Tom Beghin (b. Leuven, Belgium, 1967), praised as an eloquent, sensitive, and original performer, is at the forefront of a new generation of interpreters of 18th and early-19th century music. He has performed in Early Music Festivals at Bruges, Utrecht, Paris, Berkeley, Palermo, Florence, and Montreal; participated in an epoch-making eight-concert series featuring all Beethoven sonatas on historical pianos in Merkin Hall, New York; concertized with acclaimed orchestras or ensembles such as the Akademie für alte Musik Berlin, Apollo-Ensemble, Arion, the Beethoven Academie, Caprice, and L’arpa festante (Münchener Barockorchester); teamed up with chamber music partners such as Les vents classiques du Québec, violinist Jaap Schröder, the Kuijken and Festetics String Quartets, violinist Anton Steck and cellist Markus Möllenbeck; is a member of Trio Galatea, with violinist Elizabeth Blumenstock and cellist Elisabeth Le Guin. In the summer of 2006 he was the Festival Star at the Bruges Early Music Festival, performing. among others, Schubert’s Winterreise with tenor Jan van Elsacker, Haydn cantatas with soprano Olga Pasychnyk, and representing Mozart in a theatrical reconstruction of his 1781-competition against Clementi (with Erin Helyard, written by Robert J. Litz).
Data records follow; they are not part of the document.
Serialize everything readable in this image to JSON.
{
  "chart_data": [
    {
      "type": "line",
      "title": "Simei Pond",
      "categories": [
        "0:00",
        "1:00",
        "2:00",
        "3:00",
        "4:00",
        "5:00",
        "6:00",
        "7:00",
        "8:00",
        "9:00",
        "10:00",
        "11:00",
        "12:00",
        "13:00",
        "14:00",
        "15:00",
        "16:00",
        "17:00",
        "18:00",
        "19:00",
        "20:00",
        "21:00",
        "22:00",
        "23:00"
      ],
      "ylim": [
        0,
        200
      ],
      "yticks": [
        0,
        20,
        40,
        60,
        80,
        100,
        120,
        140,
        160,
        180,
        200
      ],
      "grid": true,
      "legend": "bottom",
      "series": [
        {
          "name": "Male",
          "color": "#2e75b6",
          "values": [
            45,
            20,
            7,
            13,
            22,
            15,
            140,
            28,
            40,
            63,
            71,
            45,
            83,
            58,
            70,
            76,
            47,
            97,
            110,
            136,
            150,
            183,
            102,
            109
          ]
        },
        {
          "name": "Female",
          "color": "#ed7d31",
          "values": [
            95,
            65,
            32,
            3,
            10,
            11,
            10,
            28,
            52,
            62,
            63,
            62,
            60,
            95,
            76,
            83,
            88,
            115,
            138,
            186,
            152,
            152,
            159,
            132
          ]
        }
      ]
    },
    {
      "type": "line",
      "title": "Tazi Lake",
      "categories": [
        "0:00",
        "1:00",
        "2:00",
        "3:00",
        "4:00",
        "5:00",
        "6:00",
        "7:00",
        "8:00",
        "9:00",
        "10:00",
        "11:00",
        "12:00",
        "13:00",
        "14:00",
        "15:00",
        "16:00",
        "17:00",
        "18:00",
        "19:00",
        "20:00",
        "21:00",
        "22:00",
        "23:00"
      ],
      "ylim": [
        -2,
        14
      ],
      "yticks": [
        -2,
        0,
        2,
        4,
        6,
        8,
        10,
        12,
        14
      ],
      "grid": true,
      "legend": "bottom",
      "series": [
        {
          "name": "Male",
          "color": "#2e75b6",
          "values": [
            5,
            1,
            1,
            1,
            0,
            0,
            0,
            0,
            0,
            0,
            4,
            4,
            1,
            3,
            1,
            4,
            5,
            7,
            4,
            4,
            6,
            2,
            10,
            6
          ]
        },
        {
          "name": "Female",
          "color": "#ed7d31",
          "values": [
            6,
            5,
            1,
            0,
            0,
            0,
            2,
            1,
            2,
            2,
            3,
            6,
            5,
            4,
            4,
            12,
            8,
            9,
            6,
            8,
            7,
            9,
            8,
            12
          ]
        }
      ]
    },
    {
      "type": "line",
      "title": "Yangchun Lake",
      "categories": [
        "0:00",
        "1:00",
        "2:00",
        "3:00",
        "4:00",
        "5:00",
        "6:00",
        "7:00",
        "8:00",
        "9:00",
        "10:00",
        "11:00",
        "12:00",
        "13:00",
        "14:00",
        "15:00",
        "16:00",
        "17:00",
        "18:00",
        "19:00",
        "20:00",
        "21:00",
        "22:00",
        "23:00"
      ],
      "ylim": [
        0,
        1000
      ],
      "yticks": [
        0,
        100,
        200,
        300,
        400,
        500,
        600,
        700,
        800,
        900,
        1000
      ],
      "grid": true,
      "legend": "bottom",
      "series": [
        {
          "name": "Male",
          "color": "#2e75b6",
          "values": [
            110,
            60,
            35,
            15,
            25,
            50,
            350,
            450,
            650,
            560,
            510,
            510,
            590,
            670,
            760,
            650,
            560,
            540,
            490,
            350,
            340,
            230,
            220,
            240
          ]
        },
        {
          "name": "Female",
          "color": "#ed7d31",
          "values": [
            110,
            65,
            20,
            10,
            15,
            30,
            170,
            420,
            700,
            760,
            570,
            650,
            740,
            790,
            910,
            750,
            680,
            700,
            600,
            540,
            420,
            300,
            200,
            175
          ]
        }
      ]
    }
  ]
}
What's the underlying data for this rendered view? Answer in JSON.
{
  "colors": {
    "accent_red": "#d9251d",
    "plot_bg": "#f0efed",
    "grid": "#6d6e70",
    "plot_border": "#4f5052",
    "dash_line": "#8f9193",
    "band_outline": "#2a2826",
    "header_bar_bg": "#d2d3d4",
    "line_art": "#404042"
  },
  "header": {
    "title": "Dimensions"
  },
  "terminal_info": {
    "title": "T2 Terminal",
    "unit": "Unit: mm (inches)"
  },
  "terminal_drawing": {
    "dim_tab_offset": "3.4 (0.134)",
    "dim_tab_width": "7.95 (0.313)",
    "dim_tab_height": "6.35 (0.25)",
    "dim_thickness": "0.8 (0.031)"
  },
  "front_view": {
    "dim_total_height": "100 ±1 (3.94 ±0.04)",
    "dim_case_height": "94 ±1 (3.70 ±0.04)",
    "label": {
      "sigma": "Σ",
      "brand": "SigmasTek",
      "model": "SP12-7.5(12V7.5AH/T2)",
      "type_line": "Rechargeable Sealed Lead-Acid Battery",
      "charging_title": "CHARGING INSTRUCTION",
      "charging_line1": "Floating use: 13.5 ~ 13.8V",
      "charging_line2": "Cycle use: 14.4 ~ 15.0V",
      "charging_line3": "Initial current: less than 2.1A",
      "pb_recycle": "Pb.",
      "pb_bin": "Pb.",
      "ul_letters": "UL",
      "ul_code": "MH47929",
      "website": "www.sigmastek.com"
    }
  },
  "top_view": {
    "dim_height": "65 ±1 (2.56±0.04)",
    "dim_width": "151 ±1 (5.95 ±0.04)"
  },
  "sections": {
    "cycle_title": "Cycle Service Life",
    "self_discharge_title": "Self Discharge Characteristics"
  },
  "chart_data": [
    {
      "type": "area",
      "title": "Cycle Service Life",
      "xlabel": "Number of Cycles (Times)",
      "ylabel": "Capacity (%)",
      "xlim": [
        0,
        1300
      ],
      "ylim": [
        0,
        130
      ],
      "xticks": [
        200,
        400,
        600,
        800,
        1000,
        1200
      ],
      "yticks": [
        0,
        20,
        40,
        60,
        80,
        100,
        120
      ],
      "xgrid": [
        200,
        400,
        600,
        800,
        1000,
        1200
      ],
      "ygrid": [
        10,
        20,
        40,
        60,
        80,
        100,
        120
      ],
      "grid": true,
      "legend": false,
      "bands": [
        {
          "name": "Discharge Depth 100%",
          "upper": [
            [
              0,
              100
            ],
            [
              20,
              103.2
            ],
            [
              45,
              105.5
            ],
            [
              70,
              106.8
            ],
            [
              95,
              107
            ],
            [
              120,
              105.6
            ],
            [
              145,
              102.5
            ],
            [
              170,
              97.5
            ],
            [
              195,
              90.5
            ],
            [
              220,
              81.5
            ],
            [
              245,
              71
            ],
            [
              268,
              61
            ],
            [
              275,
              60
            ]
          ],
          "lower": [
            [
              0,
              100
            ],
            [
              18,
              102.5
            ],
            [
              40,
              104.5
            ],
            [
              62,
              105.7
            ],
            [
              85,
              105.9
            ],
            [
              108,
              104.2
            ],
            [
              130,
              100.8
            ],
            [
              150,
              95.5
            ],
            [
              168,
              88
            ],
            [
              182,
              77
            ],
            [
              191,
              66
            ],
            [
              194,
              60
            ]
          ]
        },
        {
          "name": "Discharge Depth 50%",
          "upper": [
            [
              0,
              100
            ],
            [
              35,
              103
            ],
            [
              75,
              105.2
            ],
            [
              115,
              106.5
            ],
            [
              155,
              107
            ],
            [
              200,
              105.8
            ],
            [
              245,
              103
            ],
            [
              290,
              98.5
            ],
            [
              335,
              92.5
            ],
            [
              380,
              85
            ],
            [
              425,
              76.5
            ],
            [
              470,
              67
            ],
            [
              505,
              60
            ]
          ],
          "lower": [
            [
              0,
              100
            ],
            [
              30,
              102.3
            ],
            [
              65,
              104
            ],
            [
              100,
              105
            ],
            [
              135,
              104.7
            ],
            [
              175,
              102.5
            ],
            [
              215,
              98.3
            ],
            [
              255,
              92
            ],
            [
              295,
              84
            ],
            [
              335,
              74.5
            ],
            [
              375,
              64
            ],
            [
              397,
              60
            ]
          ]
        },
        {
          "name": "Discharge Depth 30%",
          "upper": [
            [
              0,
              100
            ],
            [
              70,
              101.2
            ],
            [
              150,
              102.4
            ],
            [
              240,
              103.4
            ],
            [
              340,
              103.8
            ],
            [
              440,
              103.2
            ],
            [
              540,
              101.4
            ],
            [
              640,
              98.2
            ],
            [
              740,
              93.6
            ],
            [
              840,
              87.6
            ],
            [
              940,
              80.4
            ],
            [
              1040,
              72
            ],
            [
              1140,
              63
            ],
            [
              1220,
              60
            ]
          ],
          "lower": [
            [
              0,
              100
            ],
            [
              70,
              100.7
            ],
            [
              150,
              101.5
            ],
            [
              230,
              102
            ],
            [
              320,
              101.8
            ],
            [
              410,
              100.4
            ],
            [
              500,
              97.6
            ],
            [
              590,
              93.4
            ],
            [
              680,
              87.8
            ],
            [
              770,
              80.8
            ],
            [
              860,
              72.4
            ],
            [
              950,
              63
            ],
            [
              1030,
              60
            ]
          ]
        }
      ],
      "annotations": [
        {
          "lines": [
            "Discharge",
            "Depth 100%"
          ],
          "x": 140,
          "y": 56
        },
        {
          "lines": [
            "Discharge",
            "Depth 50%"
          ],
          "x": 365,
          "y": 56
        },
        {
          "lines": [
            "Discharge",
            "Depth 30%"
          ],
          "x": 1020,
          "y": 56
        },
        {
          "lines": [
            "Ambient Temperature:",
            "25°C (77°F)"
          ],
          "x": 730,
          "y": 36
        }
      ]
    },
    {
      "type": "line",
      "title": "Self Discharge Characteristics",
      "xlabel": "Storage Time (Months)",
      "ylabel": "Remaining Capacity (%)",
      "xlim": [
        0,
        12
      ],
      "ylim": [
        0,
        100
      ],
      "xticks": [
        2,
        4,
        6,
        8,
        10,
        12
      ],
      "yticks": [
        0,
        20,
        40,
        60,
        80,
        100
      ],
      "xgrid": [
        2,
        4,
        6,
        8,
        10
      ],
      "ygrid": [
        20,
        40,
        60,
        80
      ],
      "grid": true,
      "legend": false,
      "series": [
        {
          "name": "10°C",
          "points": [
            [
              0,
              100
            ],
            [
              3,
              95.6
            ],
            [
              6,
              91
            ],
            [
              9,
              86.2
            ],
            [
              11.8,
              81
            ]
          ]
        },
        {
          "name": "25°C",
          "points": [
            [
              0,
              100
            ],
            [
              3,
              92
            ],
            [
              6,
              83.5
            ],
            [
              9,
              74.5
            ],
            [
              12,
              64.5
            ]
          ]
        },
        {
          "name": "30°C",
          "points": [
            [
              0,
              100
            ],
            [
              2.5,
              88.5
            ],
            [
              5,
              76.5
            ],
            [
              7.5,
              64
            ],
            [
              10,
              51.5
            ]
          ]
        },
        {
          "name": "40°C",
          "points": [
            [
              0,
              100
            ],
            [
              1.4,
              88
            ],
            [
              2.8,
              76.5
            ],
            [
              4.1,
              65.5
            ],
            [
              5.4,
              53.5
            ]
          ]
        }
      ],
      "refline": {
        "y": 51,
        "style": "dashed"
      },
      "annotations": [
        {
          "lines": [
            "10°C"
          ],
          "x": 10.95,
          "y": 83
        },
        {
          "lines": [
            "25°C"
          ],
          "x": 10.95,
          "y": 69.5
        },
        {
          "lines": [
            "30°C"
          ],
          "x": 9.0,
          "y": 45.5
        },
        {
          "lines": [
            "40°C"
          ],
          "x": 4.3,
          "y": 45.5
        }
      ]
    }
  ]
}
His discography on the Eufoda, Bridge Records, Claves, and Klara/Et’cetera labels features keyboard music of Beethoven, Mozart, Moscheles, C.P.E. Bach, as well as songs by Haydn, Zelter and Mendelssohn (with Andrea Folan, soprano), and trios by Haydn and Clementi (with Trio Galatea). His magnum opus, released on the Naxos label, is “The Virtual Haydn,” a recording of Haydn’s complete solo keyboard music, performed on seven different types of keyboards (some built especially for the project, for the first time in modern days) in nine different “virtual rooms” (for the first time applying technologies of “virtual acoustics” to a recording of this magnitude) in collaboration with two McGill colleagues, Tonmeisterin Martha de Francisco and virtual acoustics architect Wieslaw Woszczyk. The project has recognized by the international press as “one of those truly rare occasions when, in several respects, new ground is being traversed” (BBC Music Magazine) and “one of the most audacious recording enterprises in recent memory” (blu-ray.com); it was chosen as “Multichannel Disc of the Month” (Audiophile Audition) and was up for a 2011 Juno for “Music DVD of the Year,” as the first classical music production to be nominated in this category.
As a scholar he has published in various distinguished journals and collections. With classicist Sander Goldberg he has edited Haydn and the Performance of Rhetoric (Chicago, 2007), winner of the 2009 “Ruth A. Solie Award” from the American Musicological Society. Recognized for his expertise in eighteenth-century performance he has given concerts, workshops and lectures at, among others, the Haydn Festival in Esterháza (Fertöd, Hungary), the Utrecht Conservatory, the Cologne Musikhochschule, the Schola Cantorum Basiliensis, the Aula de Música in Alcalá, and the Kunstuniversität Graz. In 2004 the Haydn-Institut of Cologne inducted him as a member. He was elected Director-at-Large of the Haydn Society of North America (2010-12) and is on the board of directors of CIRMMT (Centre for Interdisciplinary Research in Music Media and Technology, Montreal).
His research interests center around questions of 18th century & 19th century performance, the persona of the performer, rhetoric, aesthetics, social context, gender, the act of dedication, historical technology, virtual acoustics, and modern-day interpretation. He is presently applying these perspectives to the study of Beethoven’s piano works.
Tom Beghin studied at the Lemmens Institute in Louvain, Belgium (with Alan Weiss), at the Musik-Akademie in Basel, Switzerland (with Rudolf Buchbinder and Jean Goverts), and received his doctoral degree with Malcolm Bilson and James Webster from Cornell University (Ithaca, New York). After serving on the faculty at the University of California, Los Angeles, and residing at the National Humanities Center (North Carolina) as its “William J. Bouwsma Fellow,” he is Associate Professor at the Schulich School of Music of McGill University (Montreal, Canada), where he teaches music history, performance practice, and fortepiano. Prof. Beghin is a member of CIRMMT.